Pourquoi je parle de ce type de film si particulier? Parce que je viens d'en voir un. Un classique même. Ce genre de film où tu as honte d'avouer que tu ne l'a pas vu, et du coup on te regarde avec de grands yeux en disant (en hurlant plutôt) : « QUEWAH ! T'as pas vu [insère ici le titre de film ultra culte que même Oussama Ben Laden les a vu dès leur sortie en salle. Et il vivait dans une grotte. C'est dire si c'est culte]. »

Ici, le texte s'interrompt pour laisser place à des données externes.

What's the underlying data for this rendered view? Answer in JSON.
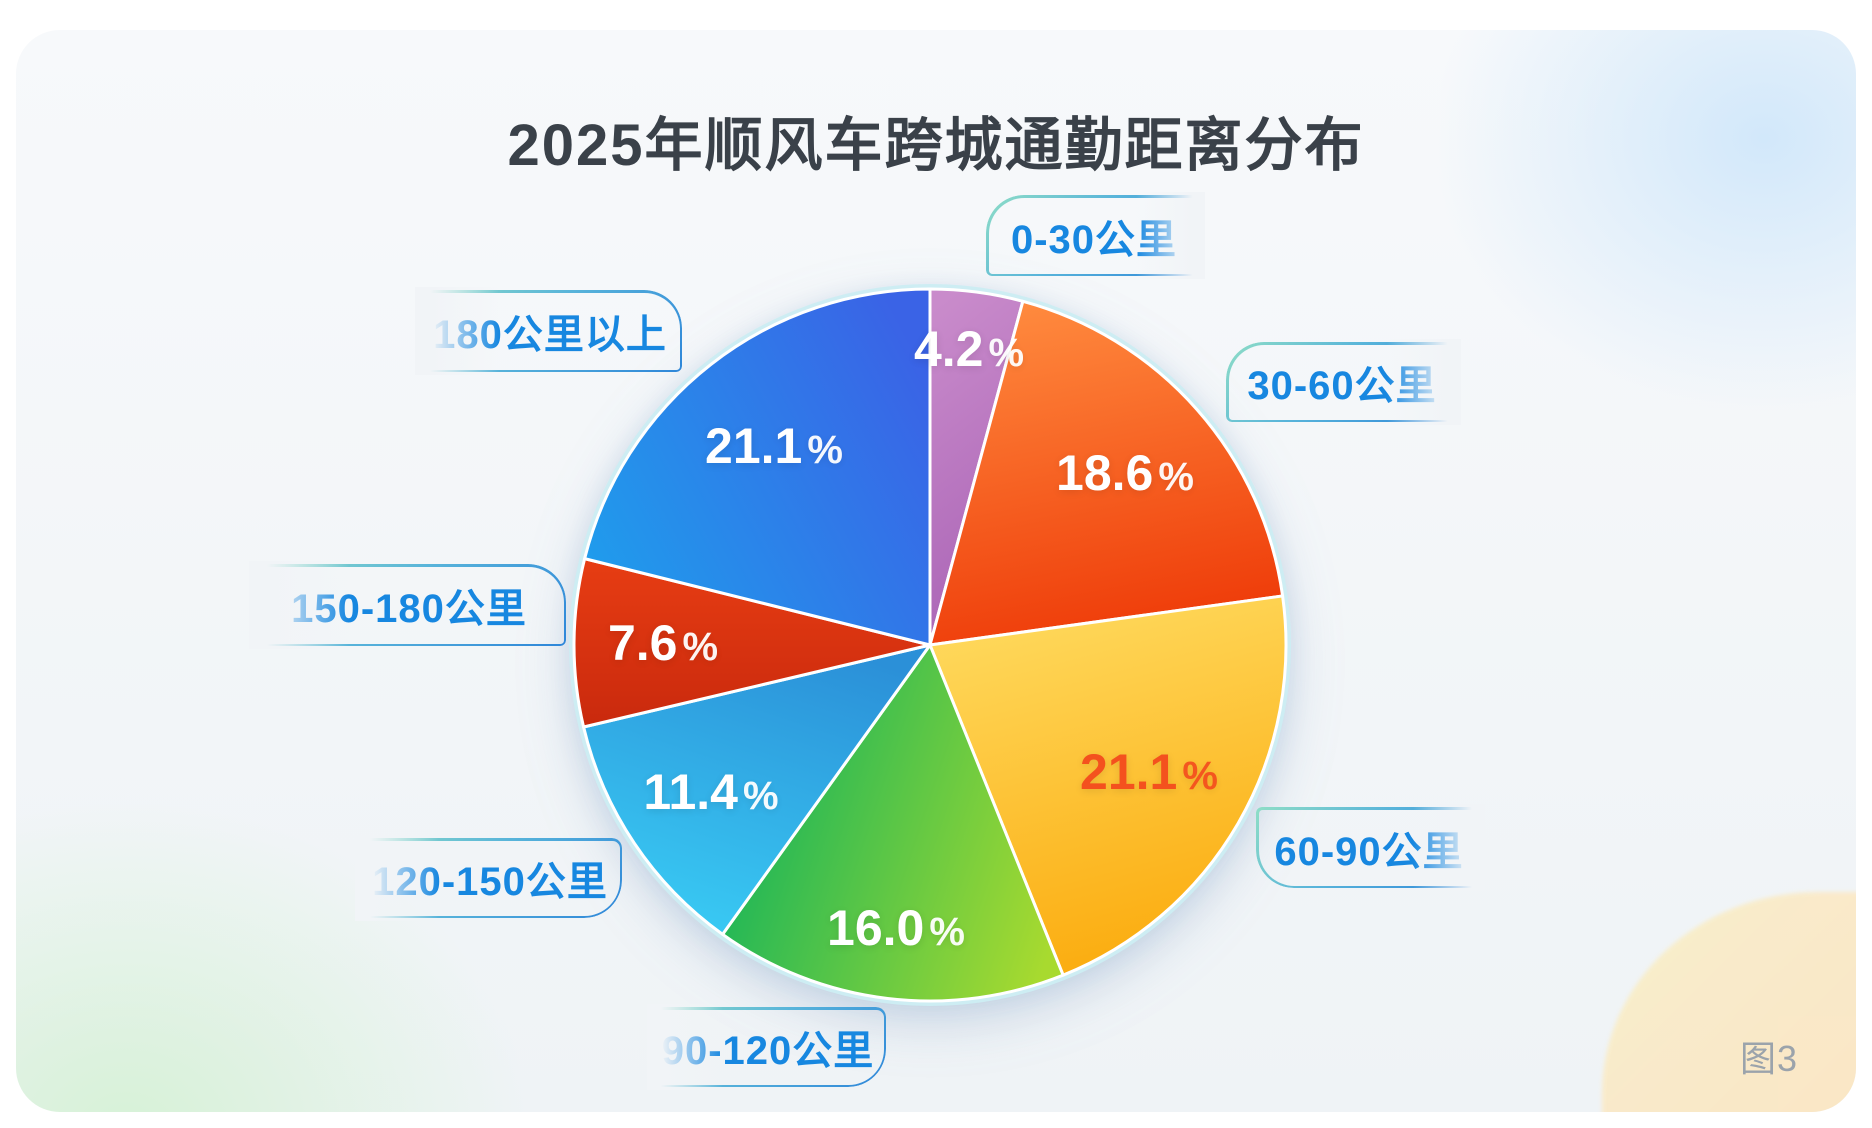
{
  "title": "2025年顺风车跨城通勤距离分布",
  "figure_badge": "图3",
  "chart_data": {
    "type": "pie",
    "title": "2025年顺风车跨城通勤距离分布",
    "unit": "%",
    "start_angle_deg": 0,
    "direction": "clockwise",
    "legend_position": "callouts-around-pie",
    "categories": [
      "0-30公里",
      "30-60公里",
      "60-90公里",
      "90-120公里",
      "120-150公里",
      "150-180公里",
      "180公里以上"
    ],
    "values": [
      4.2,
      18.6,
      21.1,
      16.0,
      11.4,
      7.6,
      21.1
    ],
    "slices": [
      {
        "label": "0-30公里",
        "value": 4.2,
        "pct_text": "4.2",
        "colors": [
          "#C98BCB",
          "#A963B5"
        ],
        "grad": [
          0.3,
          0,
          0.5,
          1
        ],
        "label_color": "#FFFFFF",
        "label_r": 0.84
      },
      {
        "label": "30-60公里",
        "value": 18.6,
        "pct_text": "18.6",
        "colors": [
          "#FF8A3E",
          "#EE3A08"
        ],
        "grad": [
          0.3,
          0,
          0.5,
          1
        ],
        "label_color": "#FFFFFF",
        "label_r": 0.73
      },
      {
        "label": "60-90公里",
        "value": 21.1,
        "pct_text": "21.1",
        "colors": [
          "#FFDB60",
          "#FBAC0F"
        ],
        "grad": [
          0.2,
          0,
          0.45,
          1
        ],
        "label_color": "#F4511E",
        "label_r": 0.71
      },
      {
        "label": "90-120公里",
        "value": 16.0,
        "pct_text": "16.0",
        "colors": [
          "#12B35C",
          "#A8DA2F"
        ],
        "grad": [
          0,
          0.4,
          1,
          0.75
        ],
        "label_color": "#FFFFFF",
        "label_r": 0.8
      },
      {
        "label": "120-150公里",
        "value": 11.4,
        "pct_text": "11.4",
        "colors": [
          "#2B90D8",
          "#39CBF4"
        ],
        "grad": [
          0.7,
          0,
          0.3,
          1
        ],
        "label_color": "#FFFFFF",
        "label_r": 0.74
      },
      {
        "label": "150-180公里",
        "value": 7.6,
        "pct_text": "7.6",
        "colors": [
          "#E73D13",
          "#C9290D"
        ],
        "grad": [
          0.5,
          0,
          0.5,
          1
        ],
        "label_color": "#FFFFFF",
        "label_r": 0.75
      },
      {
        "label": "180公里以上",
        "value": 21.1,
        "pct_text": "21.1",
        "colors": [
          "#3A63E6",
          "#1F9DEC"
        ],
        "grad": [
          1,
          0.25,
          0,
          0.8
        ],
        "label_color": "#FFFFFF",
        "label_r": 0.71
      }
    ],
    "accent_colors": {
      "callout_text": "#1787E0",
      "callout_border_from": "#8FDEC6",
      "callout_border_to": "#2E86D9",
      "title_color": "#3A4149",
      "badge_color": "#9BA3AB"
    }
  }
}
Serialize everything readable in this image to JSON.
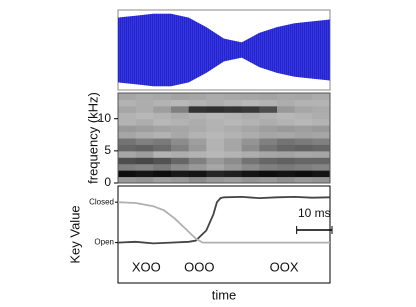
{
  "chart_data": [
    {
      "type": "waveform",
      "color": "#3535e8",
      "x": [
        0,
        5,
        10,
        15,
        20,
        25,
        30,
        35,
        40,
        45,
        50,
        55,
        60
      ],
      "values": [
        0.85,
        0.9,
        0.95,
        0.95,
        0.85,
        0.6,
        0.3,
        0.2,
        0.45,
        0.6,
        0.7,
        0.75,
        0.8
      ],
      "xlim": [
        0,
        60
      ],
      "ylim": [
        -1.05,
        1.05
      ]
    },
    {
      "type": "heatmap",
      "ylabel": "frequency (kHz)",
      "xlim": [
        0,
        60
      ],
      "ylim": [
        0,
        14
      ],
      "yticks": [
        0,
        5,
        10
      ],
      "z": [
        [
          0.4,
          0.42,
          0.38,
          0.4,
          0.45,
          0.4,
          0.38,
          0.42,
          0.4,
          0.44,
          0.4,
          0.42
        ],
        [
          0.95,
          0.92,
          0.95,
          0.9,
          0.92,
          0.85,
          0.88,
          0.92,
          0.95,
          0.93,
          0.95,
          0.92
        ],
        [
          0.5,
          0.48,
          0.52,
          0.45,
          0.4,
          0.35,
          0.4,
          0.45,
          0.5,
          0.52,
          0.5,
          0.48
        ],
        [
          0.7,
          0.72,
          0.68,
          0.6,
          0.5,
          0.4,
          0.45,
          0.55,
          0.6,
          0.62,
          0.6,
          0.6
        ],
        [
          0.35,
          0.38,
          0.3,
          0.32,
          0.3,
          0.28,
          0.3,
          0.32,
          0.35,
          0.36,
          0.34,
          0.35
        ],
        [
          0.6,
          0.62,
          0.58,
          0.5,
          0.4,
          0.3,
          0.35,
          0.45,
          0.55,
          0.6,
          0.62,
          0.6
        ],
        [
          0.55,
          0.5,
          0.52,
          0.45,
          0.38,
          0.3,
          0.35,
          0.42,
          0.5,
          0.55,
          0.52,
          0.5
        ],
        [
          0.35,
          0.32,
          0.3,
          0.34,
          0.3,
          0.28,
          0.3,
          0.32,
          0.35,
          0.34,
          0.36,
          0.35
        ],
        [
          0.4,
          0.38,
          0.36,
          0.35,
          0.33,
          0.3,
          0.32,
          0.35,
          0.38,
          0.4,
          0.38,
          0.4
        ],
        [
          0.3,
          0.32,
          0.28,
          0.3,
          0.32,
          0.3,
          0.28,
          0.3,
          0.32,
          0.3,
          0.28,
          0.3
        ],
        [
          0.3,
          0.28,
          0.3,
          0.32,
          0.3,
          0.28,
          0.3,
          0.32,
          0.3,
          0.28,
          0.3,
          0.32
        ],
        [
          0.35,
          0.32,
          0.38,
          0.5,
          0.8,
          0.82,
          0.8,
          0.78,
          0.7,
          0.4,
          0.35,
          0.33
        ],
        [
          0.3,
          0.32,
          0.3,
          0.28,
          0.3,
          0.32,
          0.3,
          0.28,
          0.3,
          0.32,
          0.3,
          0.3
        ],
        [
          0.35,
          0.33,
          0.34,
          0.36,
          0.35,
          0.33,
          0.34,
          0.35,
          0.36,
          0.34,
          0.35,
          0.33
        ]
      ]
    },
    {
      "type": "line",
      "ylabel": "Key Value",
      "xlabel": "time",
      "xlim": [
        0,
        60
      ],
      "ylim": [
        -1,
        1.4
      ],
      "yticks": [
        {
          "value": 0,
          "label": "Open"
        },
        {
          "value": 1,
          "label": "Closed"
        }
      ],
      "series": [
        {
          "color": "#444444",
          "x": [
            0,
            5,
            10,
            15,
            20,
            22,
            25,
            27,
            28,
            29,
            30,
            35,
            40,
            45,
            50,
            55,
            60
          ],
          "values": [
            0,
            0.02,
            -0.02,
            0,
            0.02,
            0.05,
            0.3,
            0.7,
            1.0,
            1.1,
            1.12,
            1.13,
            1.1,
            1.12,
            1.13,
            1.11,
            1.12
          ]
        },
        {
          "color": "#b0b0b0",
          "x": [
            0,
            5,
            10,
            13,
            16,
            19,
            22,
            24,
            30,
            40,
            50,
            60
          ],
          "values": [
            1,
            0.98,
            0.9,
            0.8,
            0.6,
            0.35,
            0.1,
            0,
            0,
            0,
            0,
            0
          ]
        }
      ],
      "scale_bar": {
        "label": "10 ms",
        "length": 10
      },
      "annotations": [
        {
          "x": 8,
          "text": "XOO"
        },
        {
          "x": 23,
          "text": "OOO"
        },
        {
          "x": 47,
          "text": "OOX"
        }
      ]
    }
  ]
}
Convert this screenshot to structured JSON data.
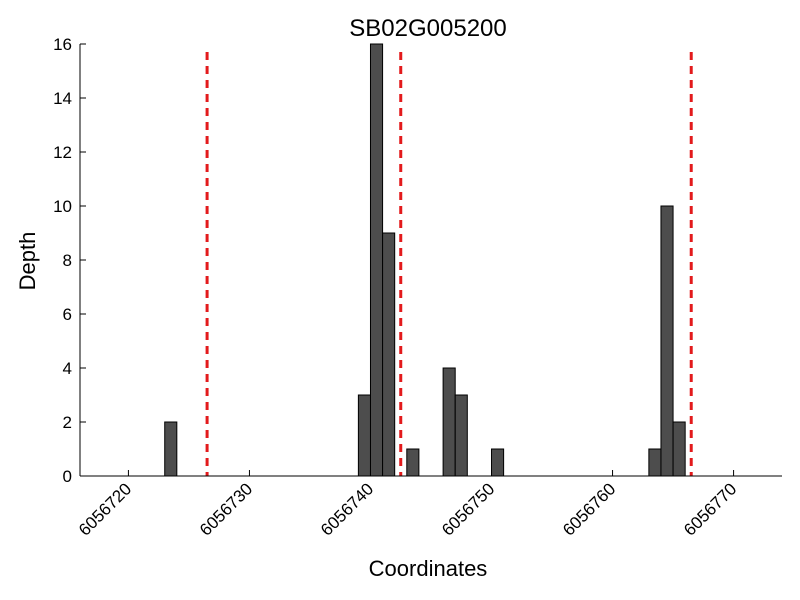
{
  "chart_data": {
    "type": "bar",
    "title": "SB02G005200",
    "xlabel": "Coordinates",
    "ylabel": "Depth",
    "xlim": [
      6056716,
      6056774
    ],
    "ylim": [
      0,
      16
    ],
    "xticks": [
      6056720,
      6056730,
      6056740,
      6056750,
      6056760,
      6056770
    ],
    "xtick_labels": [
      "6056720",
      "6056730",
      "6056740",
      "6056750",
      "6056760",
      "6056770"
    ],
    "yticks": [
      0,
      2,
      4,
      6,
      8,
      10,
      12,
      14,
      16
    ],
    "ytick_labels": [
      "0",
      "2",
      "4",
      "6",
      "8",
      "10",
      "12",
      "14",
      "16"
    ],
    "grid": false,
    "bar_width": 1,
    "x": [
      6056716,
      6056717,
      6056718,
      6056719,
      6056720,
      6056721,
      6056722,
      6056723,
      6056724,
      6056725,
      6056726,
      6056727,
      6056728,
      6056729,
      6056730,
      6056731,
      6056732,
      6056733,
      6056734,
      6056735,
      6056736,
      6056737,
      6056738,
      6056739,
      6056740,
      6056741,
      6056742,
      6056743,
      6056744,
      6056745,
      6056746,
      6056747,
      6056748,
      6056749,
      6056750,
      6056751,
      6056752,
      6056753,
      6056754,
      6056755,
      6056756,
      6056757,
      6056758,
      6056759,
      6056760,
      6056761,
      6056762,
      6056763,
      6056764,
      6056765,
      6056766,
      6056767,
      6056768,
      6056769,
      6056770,
      6056771,
      6056772,
      6056773
    ],
    "values": [
      0,
      0,
      0,
      0,
      0,
      0,
      0,
      2,
      0,
      0,
      0,
      0,
      0,
      0,
      0,
      0,
      0,
      0,
      0,
      0,
      0,
      0,
      0,
      3,
      16,
      9,
      0,
      1,
      0,
      0,
      4,
      3,
      0,
      0,
      1,
      0,
      0,
      0,
      0,
      0,
      0,
      0,
      0,
      0,
      0,
      0,
      0,
      1,
      10,
      2,
      0,
      0,
      0,
      0,
      0,
      0,
      0,
      0
    ],
    "vlines": [
      6056726.5,
      6056742.5,
      6056766.5
    ],
    "colors": {
      "bar": "#4d4d4d",
      "edge": "#000000",
      "vline": "#e31a1c"
    }
  }
}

Pourquoi je parle de ce type de film si particulier? Parce que je viens d'en voir un. Un classique même. Ce genre de film où tu as honte d'avouer que tu ne l'a pas vu, et du coup on te regarde avec de grands yeux en disant (en hurlant plutôt) : « QUEWAH ! T'as pas vu [insère ici le titre de film ultra culte que même Oussama Ben Laden les a vu dès leur sortie en salle. Et il vivait dans une grotte. C'est dire si c'est culte]. »
Après, de
relativiser je me dois. Parce que bon, des films comme Star Wars,
Titanic, Le Seigneur des Anneaux... TOUT LE MONDE LES A VU. Ou du
moins les connaît. En gros, c'est quasi impossible de passer à côté
de ces films tant l'entourage vous bassine avec. Là, le classique so
classy (j'aime la redondance) dont je vous parle, c'est un classique de chez classique...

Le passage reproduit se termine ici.